By design, Patomic returns the same response for every authentication failure. The audit log records the precise sub-reason; the public response does not. Sub-reasons that all surface as unauthorized:

  • Missing header. No Authorization was sent.
  • Wrong scheme. Sent Basic, Token, or anything other than Bearer.
  • Wrong prefix. The token does not start with ptmc_.
  • Unknown key. The key was never minted, or was minted under a different HASH_SECRET (e.g. local dev key against production).
  • Revoked. The key was revoked via DELETE /v1/keys/{id}.
  • Expired. The key’s expires_at has passed.
  • User soft-deleted. The user owning the key has deleted_at set.
  1. Check the header formatAuthorization: Bearer ptmc_…, no extra whitespace, no quotes.
  2. Confirm the key is activeGET /v1/keys/{id} with another working key. If revoked_at is non-null, mint a new key.

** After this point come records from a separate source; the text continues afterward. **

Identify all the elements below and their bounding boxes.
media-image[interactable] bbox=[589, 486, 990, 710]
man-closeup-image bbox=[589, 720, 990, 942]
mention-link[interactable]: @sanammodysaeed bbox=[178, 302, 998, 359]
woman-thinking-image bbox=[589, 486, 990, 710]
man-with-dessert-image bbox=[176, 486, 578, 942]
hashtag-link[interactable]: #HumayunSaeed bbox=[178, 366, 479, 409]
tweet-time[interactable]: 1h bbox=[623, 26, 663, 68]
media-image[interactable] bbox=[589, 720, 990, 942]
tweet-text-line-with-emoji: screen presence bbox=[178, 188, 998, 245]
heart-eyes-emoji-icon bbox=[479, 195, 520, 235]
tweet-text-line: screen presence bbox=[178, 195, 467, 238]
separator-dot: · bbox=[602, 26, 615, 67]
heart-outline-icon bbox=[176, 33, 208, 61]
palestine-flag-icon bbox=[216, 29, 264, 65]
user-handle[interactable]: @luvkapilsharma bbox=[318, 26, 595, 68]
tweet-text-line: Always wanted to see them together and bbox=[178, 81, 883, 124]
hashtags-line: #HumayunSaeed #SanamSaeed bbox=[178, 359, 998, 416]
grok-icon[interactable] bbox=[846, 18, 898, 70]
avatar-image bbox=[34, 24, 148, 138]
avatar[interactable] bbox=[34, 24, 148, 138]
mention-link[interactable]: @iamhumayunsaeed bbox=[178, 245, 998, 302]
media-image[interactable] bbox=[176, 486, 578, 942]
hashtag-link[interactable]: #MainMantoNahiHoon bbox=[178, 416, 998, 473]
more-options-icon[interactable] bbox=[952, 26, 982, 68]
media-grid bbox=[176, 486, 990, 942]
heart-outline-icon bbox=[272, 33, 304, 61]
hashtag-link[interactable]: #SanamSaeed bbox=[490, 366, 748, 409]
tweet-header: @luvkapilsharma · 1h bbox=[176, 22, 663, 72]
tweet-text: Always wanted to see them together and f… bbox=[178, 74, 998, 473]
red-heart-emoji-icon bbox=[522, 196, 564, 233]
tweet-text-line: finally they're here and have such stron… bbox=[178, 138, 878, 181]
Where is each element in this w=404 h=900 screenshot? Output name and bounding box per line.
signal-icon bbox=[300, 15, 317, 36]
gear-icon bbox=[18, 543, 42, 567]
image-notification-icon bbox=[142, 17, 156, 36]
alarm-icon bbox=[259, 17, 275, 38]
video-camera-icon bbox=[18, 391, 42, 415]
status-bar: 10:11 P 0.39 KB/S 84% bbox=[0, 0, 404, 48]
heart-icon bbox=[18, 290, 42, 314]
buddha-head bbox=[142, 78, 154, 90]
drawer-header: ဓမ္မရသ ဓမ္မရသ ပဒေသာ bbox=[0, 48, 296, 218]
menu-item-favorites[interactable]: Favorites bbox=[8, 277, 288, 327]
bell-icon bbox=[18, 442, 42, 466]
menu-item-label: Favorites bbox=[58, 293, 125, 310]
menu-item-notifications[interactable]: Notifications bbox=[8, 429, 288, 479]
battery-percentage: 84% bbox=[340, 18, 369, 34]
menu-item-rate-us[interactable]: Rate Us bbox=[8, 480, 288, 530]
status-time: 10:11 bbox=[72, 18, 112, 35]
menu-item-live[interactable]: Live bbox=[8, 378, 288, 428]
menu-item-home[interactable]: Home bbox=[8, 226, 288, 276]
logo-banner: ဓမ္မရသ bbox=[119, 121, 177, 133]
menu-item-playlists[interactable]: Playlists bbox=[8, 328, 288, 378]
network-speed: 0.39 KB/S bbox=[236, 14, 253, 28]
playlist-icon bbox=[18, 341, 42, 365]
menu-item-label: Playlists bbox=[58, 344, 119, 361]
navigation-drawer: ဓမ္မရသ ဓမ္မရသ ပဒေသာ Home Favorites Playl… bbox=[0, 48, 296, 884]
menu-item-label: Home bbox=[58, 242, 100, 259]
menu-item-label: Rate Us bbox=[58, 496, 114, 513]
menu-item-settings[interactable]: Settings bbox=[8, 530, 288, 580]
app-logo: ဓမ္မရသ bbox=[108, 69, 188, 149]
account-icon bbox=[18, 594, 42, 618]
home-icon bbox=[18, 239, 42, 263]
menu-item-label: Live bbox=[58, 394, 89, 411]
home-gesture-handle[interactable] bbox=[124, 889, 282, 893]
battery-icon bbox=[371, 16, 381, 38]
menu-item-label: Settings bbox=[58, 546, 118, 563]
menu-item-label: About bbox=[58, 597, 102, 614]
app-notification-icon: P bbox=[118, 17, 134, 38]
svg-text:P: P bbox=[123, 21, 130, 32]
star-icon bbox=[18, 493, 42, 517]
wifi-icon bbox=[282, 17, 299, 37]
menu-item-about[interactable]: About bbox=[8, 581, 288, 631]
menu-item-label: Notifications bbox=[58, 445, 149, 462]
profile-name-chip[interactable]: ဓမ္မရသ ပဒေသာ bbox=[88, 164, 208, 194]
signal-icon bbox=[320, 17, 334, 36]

  3. Confirm you’re hitting the right environment — keys minted against local dev (--local) won’t work against the production URL, and vice versa. They’re hashed under different HASH_SECRET values.
  4. If you’re certain the key should work, include the request_id from the 401 response when contacting support — Patomic can look up the precise sub-reason in the audit log.

If the response said “this key was revoked” vs “this key never existed”, an attacker probing for valid keys could distinguish “key X was once valid” from “key X never existed” — useful intelligence for them, useless for you. The audit log is the right place for this; the wire response isn’t.